Sequence composition of RNA ligands may also contribute to activation of RIG-I-dependent signaling as well. Preferential IFN signaling has been noted in response to polyuridine motifs containing interspersed C nucleotides (poly-U/UC) such as that in hepatitis C viral genome. Also, RNA cleavage products generated by 2’, 5’-linked oligoadenylate-activated RNase L, which produce 3’ monophosphates instead of 5’ppp, can trigger RIG-dependent IFN production. It is thought that PAMP RNA sequence composition in tandem with 5’ppp are vital determinants for RIG-I binding.

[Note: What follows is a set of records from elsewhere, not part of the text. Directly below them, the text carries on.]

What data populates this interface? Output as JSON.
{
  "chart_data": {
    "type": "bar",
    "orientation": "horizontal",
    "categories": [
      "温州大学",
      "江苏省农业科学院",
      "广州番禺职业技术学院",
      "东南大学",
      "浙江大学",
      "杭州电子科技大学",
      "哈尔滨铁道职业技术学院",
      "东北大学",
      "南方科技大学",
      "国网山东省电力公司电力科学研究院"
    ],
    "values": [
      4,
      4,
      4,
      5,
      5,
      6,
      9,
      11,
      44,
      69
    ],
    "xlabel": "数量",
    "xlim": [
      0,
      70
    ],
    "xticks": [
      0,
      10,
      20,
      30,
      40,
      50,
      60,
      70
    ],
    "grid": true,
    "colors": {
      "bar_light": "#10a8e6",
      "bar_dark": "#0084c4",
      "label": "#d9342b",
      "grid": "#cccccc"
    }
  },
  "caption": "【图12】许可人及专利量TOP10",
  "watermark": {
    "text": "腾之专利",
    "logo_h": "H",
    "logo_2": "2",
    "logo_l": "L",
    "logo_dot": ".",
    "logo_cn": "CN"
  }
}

RLR signaling program relies on its recruitment of IPS-1 adaptor protein and assembly of IPS-1 signalosome that drives downstream activation of IFN transcriptional responses. IPS-1 associates with TNR-receptor-associated factor 3 (TRAF3) through its C-terminal TRAF domain. TRAF3 recruits and activates two IKK-related kinases, TANK-binding kinase 1 (TBK1) and inducible IκB kinase (IKKε), which further phosphorylate IRF-3 and IRF-7. Phosphorylation of IRF-3 and IRF-7 induces formation of IRF homodimers/heterodimers which translocate to the nucleus and bind IFN-stimulated response elements (ISRE), resulting in expression of type I IFN genes and IFN-inducible genes. Also, FAS-associated death domain-containing protein (FADD) interacts with caspase-8, caspase-10, and IPS-1 which further activates NF-κB downstream and induces proinflammatory cytokines.

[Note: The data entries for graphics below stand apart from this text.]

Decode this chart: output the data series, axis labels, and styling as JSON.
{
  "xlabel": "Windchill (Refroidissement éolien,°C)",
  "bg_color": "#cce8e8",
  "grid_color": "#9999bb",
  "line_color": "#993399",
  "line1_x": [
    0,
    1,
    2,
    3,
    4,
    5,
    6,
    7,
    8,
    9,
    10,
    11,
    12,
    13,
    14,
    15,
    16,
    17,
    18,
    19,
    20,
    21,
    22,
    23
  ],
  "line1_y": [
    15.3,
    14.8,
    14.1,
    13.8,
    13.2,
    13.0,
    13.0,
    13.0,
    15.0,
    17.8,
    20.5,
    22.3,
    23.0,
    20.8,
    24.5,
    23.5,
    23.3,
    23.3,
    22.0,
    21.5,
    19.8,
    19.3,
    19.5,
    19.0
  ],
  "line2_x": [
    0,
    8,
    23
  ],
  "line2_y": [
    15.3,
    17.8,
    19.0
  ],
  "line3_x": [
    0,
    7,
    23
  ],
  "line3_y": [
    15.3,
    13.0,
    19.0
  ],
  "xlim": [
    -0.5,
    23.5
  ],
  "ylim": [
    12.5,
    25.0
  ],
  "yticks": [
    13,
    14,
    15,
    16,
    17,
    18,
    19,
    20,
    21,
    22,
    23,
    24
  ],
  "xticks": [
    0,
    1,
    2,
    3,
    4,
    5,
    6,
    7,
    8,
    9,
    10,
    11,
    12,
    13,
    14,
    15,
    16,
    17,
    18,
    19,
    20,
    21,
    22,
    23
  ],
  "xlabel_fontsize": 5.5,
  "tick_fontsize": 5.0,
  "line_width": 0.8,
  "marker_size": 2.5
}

Regulation of the inflammatory response is vital to prevent uncontrolled interferon production that may lead to autoimmunity or immune toxicity. RIG-I, an essential antiviral PRR, is regulated through various mechanism such as its C-terminal portion which contains a repressor domain and inhibits RIG-I signaling in steady state. LGP2, which may function as both a positive and negative regulator, encodes a functional repressor domain that can suppress RIG-I signaling through interactions with RIG-I and MDA5.
NLRX1, a member of the Nod-like receptor (NLR) family, acts as a negative regulator of RLR-induced antiviral response by disruption of IPS-1 interaction with RLR signaling. Furthermore, NLRC5, another member of the NLR family, interacts with RIG-I and MDA5 to inhibit IFN production by direct blockage of IKKα and IKKβ phosphorylation and its subsequent NF-κB transcriptional activation.
Posttranslational modifications such as ubiquitination and deubiquitination also control both positive and negative regulation events. TRIM25 mediates K63-linked polyubiquitination at Lys 172 and stabilizes interactions between RIG-I and IPS-1. K63-linked polyubiquitination binding is thought to act as a second ligand for RIG-signaling activation. However, phosphorylation at Ser 8 or Thr 170 residues inhibit the TRIM25-RIG-I interface. RNF125 is another ubquitin ligase that acts as a negative feedback loop in concert with E2 ligase HbcH5c to conjugate K48-linked ubiquitin to RIG-I for proteasomal destruction.